1° Ook wel placetum regium of exequatur geheeten, is een vermeend recht van vorsten (Staten) om pauselijke besluiten vóór hun afkondiging te beoordeelen en de publicatie al dan niet te verbieden. De Kath. Kerk heeft het p., dat in de M. E. (bijv. in den strijd tusschen paus en keizer en tijdens het Westersch Schisma) als strijdmiddel werd toegepast, nimmer erkend.
Een principieele formuleering kreeg het eerst in het oudere Gallicanisme (15e e.) en drong van Frankrijk uit in Spanje en Italië door. In Duitsch land vond het een basis in het begrip der landskerken, door het Lutheranisme aanvaard. De verbreiding staat voorts in nauw verband met de theorie van het vorstelijk absolutisme (Philips II, Lodewijk XIV). De groote tijd van het recht van p. ligt in den bloeitijd van het verlicht despotisme (tweede helft 18e en eerste helft 19e e.), dat de Kerk ondergeschikt hield aan den Staat.
Het Febronianisme en het Josephisme trachtten het een natuurrechtelijken grondslag te geven. Het werd uitgebreid tot alle pauselijke documenten, bisschoppelijke verordeningen en alle besluiten van algemeene en bijzondere concilies.Ook in het Vereenigd Koninkrijk der Nederlanden van Willem I vond het recht van p. toepassing, of schoon de Grondwet (1815) het niet kende. Men had het eenvoudig als bestaand overgenomen uit Napoleon ’s organieke artikelen bij het concordaat van 1801. Met opmerkelijken ijver werd het gehanteerd, hetgeen het Kath. volksdeel als een grief gevoelde. In de jaren ’40 is er om het recht van p. een vrij scherpe strijd gevoerd, naar aanleiding van een poging om het in een nieuw' wetboek van strafrecht vast te leggen. Door de Katholieken, vooral door den minister van R. C. Eeredienst mr. J. B. van Son, werd krachtig verzet geboden, dat steun vond bij den koning (Willem II), doch dat het anti-papistisch conservatisme niet overwinnen kon. De strijd, die den Katholieken besef van politieke saamhoorigheid bijbracht, eindigde, toen de Grondwetsherziening van 1848 met nadruk het recht van p. uit het Ned. staatswezen schrapte, hetgeen de Katholieken als een wezenlijke bevrijding begrepen.

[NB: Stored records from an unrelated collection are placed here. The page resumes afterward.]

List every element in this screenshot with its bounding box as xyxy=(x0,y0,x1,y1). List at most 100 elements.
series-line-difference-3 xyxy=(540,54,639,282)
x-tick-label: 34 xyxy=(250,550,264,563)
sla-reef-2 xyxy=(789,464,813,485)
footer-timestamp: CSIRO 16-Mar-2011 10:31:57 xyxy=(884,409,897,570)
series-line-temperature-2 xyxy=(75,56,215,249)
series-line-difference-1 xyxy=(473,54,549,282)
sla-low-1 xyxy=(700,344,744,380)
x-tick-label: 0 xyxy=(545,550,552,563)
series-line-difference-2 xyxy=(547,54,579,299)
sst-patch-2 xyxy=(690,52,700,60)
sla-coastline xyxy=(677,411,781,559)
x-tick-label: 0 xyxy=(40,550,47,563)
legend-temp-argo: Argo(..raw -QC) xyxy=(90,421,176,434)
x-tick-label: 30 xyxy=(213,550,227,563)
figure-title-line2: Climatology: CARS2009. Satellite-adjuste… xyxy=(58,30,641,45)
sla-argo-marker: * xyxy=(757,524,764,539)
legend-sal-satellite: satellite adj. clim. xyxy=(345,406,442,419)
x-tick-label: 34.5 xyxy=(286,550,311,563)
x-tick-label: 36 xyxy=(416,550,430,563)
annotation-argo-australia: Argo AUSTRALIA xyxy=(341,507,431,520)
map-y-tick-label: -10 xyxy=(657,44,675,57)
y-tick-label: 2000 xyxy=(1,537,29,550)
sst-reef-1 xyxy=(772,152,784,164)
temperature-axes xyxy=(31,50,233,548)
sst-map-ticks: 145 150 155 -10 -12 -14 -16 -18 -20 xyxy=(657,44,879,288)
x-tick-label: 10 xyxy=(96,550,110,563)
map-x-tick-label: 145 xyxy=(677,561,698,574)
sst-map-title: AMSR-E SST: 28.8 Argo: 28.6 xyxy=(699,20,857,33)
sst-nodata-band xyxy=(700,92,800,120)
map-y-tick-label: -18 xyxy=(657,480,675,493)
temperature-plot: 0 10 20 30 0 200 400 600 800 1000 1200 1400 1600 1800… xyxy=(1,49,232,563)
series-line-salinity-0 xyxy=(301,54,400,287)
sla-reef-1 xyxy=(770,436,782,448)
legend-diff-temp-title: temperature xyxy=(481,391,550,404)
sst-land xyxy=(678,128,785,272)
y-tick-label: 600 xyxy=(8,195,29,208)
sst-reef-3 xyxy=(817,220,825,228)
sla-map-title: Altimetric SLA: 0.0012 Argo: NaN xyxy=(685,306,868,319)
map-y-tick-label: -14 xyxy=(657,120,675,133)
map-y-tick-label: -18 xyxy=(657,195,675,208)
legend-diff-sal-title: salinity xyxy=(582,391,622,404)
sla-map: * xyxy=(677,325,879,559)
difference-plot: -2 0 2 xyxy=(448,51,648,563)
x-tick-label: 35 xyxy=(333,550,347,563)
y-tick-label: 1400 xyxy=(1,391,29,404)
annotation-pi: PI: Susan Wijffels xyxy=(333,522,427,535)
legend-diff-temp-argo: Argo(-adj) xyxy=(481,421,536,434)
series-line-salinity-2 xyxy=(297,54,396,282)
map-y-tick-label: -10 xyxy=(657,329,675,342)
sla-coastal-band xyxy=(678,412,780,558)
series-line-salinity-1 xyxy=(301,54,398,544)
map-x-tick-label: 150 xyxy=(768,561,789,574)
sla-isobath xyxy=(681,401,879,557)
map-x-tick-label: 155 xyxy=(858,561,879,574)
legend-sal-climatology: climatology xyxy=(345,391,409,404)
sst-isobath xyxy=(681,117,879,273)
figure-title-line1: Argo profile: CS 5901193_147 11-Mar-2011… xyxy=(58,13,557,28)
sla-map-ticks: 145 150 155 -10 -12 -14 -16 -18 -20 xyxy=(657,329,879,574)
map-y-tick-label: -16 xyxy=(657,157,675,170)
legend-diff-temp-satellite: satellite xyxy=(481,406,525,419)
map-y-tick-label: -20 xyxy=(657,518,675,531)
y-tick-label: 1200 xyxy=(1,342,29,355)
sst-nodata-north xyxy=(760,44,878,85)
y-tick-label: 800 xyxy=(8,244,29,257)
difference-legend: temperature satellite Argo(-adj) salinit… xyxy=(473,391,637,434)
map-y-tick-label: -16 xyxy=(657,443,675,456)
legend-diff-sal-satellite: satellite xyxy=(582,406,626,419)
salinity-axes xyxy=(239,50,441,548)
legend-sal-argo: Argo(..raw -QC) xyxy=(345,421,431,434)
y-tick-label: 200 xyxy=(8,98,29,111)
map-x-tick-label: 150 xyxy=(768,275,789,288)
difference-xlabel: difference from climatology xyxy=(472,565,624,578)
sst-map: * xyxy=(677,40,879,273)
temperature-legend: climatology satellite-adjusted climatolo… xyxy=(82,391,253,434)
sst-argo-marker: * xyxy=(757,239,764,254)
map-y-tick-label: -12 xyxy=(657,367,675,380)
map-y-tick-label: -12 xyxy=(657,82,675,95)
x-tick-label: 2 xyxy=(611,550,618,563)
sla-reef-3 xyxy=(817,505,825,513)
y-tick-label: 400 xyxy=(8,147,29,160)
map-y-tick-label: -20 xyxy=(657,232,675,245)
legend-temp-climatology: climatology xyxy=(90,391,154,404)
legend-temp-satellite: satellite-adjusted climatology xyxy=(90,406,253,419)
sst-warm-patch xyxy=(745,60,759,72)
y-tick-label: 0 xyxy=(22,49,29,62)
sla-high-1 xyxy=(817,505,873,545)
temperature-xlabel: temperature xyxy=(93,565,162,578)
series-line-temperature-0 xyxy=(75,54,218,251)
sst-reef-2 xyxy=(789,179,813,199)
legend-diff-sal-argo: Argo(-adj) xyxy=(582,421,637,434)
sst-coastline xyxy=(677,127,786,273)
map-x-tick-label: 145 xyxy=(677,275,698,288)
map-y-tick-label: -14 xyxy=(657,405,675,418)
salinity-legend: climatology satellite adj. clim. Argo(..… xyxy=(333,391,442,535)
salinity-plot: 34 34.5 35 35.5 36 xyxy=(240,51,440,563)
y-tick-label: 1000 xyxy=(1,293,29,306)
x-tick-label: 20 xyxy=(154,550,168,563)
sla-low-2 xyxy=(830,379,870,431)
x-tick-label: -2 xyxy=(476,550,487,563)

Lit.: Linneborn, in : Staatslexikon (51V 1931, alwaar ruime lit.-opg.) ; De Jong, Handb. d. kerkgesch. (4 dln. 31937 ; vgl. register) ; Witlox, Kath. staatspartij (II 1927).
Verberne.
2° (Ned. recht) P., thans meestal r o l briefje genoemd, is een door een procureur geteekende schriftelijke mededeeling aan den griffier, dat een bepaalde → partij door een andere partij t.a.v. een bepaalde zaak op een bepaalden dag voor den rech ter is gedagvaard. De procureur van den eischer moet deze mededeeling doen uiterlijk daags vóór den in de dagvaarding uitgedrukten dag. De griffier teekent haar aan in een door hem gehouden register (rol) en voorziet de zaak van een nummer. Door deze inschrijving wordt het proces aanhangig.
v. d. Kamp.
In België geschiedt die mededeeling mondeling. Een p. is een stuk, door de vertegenwoordigers van beide partijen geteekend, en waardoor zij de rechtbank verzoeken een dag te bepalen voor de behandeling van de zaak.